Risk sentiment is weaker in overnight trading, with a higher VIX and US equities down over 1%. The US 10-year Treasury continues to trade near its highest level since 2007. The USD is broadly stronger, although with only small moves, leaving NZD near 0.5950.
Newsflow remains light, as it will be all week, but that hasn’t stopped another chunky fall in US equities, down over 1% for the S&P500, taking the index to its lowest level since early June – equity investors playing catch-up to the higher-for-longer rates environment. As we approach month-end the index is down nearly 5% for the month. The Euro Stoxx 600 index closed 0.6% lower. The VIX index has pierced up through 18, reflecting the lower risk appetite backdrop.
US Treasury yields remain near cycle highs. Near the NZ close yesterday, the 10-year rate was hovering around 4.56%, its highest level since 2007. Overnight, it fell 8bps to 4.48%, before selling pressure returned and it currently sits back up at 4.54%. The 2-year rate followed a similar down-then-up yield profile, leaving the 2s10s curve little changed on the day.
Minneapolis Fed President Kashkari revealed that he was one of the 12 FOMC members that believed another rate hike this year would be appropriate, saying “if the economy is fundamentally much stronger than we realised, on the margin that would tell me rates probably have to go a little bit higher and then be held for longer to cool things off”.
Ahead of a likely US government shutdown from 1 October – although there is talk of a possible last-minute short-term spending bill that could kick the can down the road for 4-6 weeks – yesterday ratings agency Moody’s said that “it would underscore the weakness of US institutional and governance strength relative to other Aaa-rated sovereigns. There was no mention of whether it would join S&P or Fitch in downgrading to their lower AA+ rating.

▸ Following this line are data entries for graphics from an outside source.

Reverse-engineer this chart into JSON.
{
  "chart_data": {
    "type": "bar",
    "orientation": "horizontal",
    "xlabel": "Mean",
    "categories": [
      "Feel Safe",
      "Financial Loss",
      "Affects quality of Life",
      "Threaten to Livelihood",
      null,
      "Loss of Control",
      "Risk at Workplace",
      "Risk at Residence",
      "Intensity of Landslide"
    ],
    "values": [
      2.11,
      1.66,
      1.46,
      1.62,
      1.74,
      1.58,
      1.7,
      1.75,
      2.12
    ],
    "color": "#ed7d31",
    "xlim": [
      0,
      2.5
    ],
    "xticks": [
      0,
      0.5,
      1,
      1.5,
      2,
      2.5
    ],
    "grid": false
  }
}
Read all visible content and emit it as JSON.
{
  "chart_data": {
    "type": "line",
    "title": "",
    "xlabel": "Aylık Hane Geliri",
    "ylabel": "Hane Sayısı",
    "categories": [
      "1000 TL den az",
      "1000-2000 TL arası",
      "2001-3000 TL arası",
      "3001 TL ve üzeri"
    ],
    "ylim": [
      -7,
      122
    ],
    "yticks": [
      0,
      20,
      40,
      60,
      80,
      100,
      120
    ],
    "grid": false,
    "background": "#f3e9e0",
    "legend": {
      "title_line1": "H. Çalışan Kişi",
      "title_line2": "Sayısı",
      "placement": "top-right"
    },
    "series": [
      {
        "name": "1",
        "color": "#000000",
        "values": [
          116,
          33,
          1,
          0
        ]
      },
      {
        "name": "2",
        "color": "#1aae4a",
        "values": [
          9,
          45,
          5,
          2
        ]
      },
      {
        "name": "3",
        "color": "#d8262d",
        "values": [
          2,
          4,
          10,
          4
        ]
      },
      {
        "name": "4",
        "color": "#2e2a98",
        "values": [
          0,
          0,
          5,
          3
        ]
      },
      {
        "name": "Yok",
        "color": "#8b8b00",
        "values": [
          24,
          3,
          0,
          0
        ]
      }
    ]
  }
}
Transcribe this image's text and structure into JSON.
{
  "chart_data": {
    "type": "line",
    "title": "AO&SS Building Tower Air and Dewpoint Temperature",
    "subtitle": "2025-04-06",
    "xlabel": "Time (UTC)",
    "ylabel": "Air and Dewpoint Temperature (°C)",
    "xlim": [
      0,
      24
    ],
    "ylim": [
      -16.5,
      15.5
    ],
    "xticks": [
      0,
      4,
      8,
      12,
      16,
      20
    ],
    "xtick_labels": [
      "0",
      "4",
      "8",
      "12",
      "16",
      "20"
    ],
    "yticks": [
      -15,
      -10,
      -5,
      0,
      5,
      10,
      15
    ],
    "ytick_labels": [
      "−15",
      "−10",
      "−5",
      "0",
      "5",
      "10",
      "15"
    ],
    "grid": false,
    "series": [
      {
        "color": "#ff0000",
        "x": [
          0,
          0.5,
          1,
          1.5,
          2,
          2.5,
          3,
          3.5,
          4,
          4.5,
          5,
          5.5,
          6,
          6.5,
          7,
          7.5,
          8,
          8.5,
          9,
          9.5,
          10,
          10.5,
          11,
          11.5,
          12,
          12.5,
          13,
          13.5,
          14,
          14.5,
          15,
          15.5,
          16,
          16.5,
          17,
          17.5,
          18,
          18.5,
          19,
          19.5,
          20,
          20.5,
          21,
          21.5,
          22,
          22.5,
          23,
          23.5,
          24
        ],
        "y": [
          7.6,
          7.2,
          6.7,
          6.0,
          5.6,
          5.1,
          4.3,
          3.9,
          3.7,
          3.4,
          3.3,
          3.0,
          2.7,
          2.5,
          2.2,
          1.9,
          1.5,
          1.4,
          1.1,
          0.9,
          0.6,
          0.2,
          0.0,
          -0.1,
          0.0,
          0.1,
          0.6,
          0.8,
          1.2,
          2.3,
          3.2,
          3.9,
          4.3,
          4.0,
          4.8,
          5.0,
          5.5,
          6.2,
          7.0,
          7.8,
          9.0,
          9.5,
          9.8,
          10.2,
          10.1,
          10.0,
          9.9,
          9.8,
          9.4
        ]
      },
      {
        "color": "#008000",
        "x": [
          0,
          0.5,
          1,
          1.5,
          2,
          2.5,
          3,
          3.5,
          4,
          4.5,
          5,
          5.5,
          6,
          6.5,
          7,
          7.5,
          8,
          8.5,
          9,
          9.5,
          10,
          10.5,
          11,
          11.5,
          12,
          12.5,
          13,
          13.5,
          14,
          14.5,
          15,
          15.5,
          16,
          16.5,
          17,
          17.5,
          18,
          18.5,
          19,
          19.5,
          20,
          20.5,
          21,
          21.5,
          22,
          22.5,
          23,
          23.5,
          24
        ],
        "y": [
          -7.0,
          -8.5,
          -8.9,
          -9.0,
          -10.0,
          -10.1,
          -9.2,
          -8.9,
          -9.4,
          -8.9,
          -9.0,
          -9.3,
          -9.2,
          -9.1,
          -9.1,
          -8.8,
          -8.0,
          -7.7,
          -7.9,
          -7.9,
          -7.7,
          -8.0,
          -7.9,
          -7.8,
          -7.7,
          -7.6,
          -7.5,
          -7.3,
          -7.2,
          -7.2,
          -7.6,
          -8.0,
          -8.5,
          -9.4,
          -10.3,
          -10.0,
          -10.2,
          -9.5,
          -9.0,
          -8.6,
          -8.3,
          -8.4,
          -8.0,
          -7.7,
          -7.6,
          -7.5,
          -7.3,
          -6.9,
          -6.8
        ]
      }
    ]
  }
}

On the datafront, the US Conference Board measure of consumer confidence fell by slightly more than expected to a four-month low of 103.0, driven by a 9.6pt fall in the expectations component, with talk of higher gasoline prices being partly responsible. New home sales fell by a larger than expected 8.7% m/m to a five-month low, although average prices rose.
Weaker risk appetite has driven a broadly stronger USD but net currency moves have been modest, with falls overnight contained to within 0.3% and for the past 24 hours contained to within 0.4%. Of note, the losing streak for CHF has extended into an 11th trading day, the longest since 1975, not helped by the no-change decision by the Swiss National Bank last week. NZD/CHF is up 5% from the record low set mid-August.
GBP remains weak, falling to as low as 1.2160 and seeing NZD/GBP take a peek just over 0.49. EUR is around 1.0570 with NZD/EUR little changed. Despite the weaker risk appetite backdrop both the NZD and AUD have performed no worse than the noted European currencies. NZD is trading down only modestly at 0.5950 while, after a dip below 0.64, the AUD is trading near that mark. NZD/AUD continues to hover just below 0.93.
Higher global rates were responsible for driving NZ rates up to fresh cycle highs. The NZGB curve was higher and steeper, with yields up 5-9bps, and the 10-year rate closing at 5.21%, its highest level since 2011. The swaps curve was also notably steeper, with the 2-year rate up 3bps to 5.70% and the 10-year rate up 10bps to 5.09%.
In the day ahead the Australian monthly CPI indicator is released, expected to lift three-tenths to 5.2%. More important will be what the details reveal about services inflation, which is better covered in the August print, and this could well point to upside risk to the RBA’s estimate for the trimmed mean for Q3. Tonight sees the release of US durable goods orders data.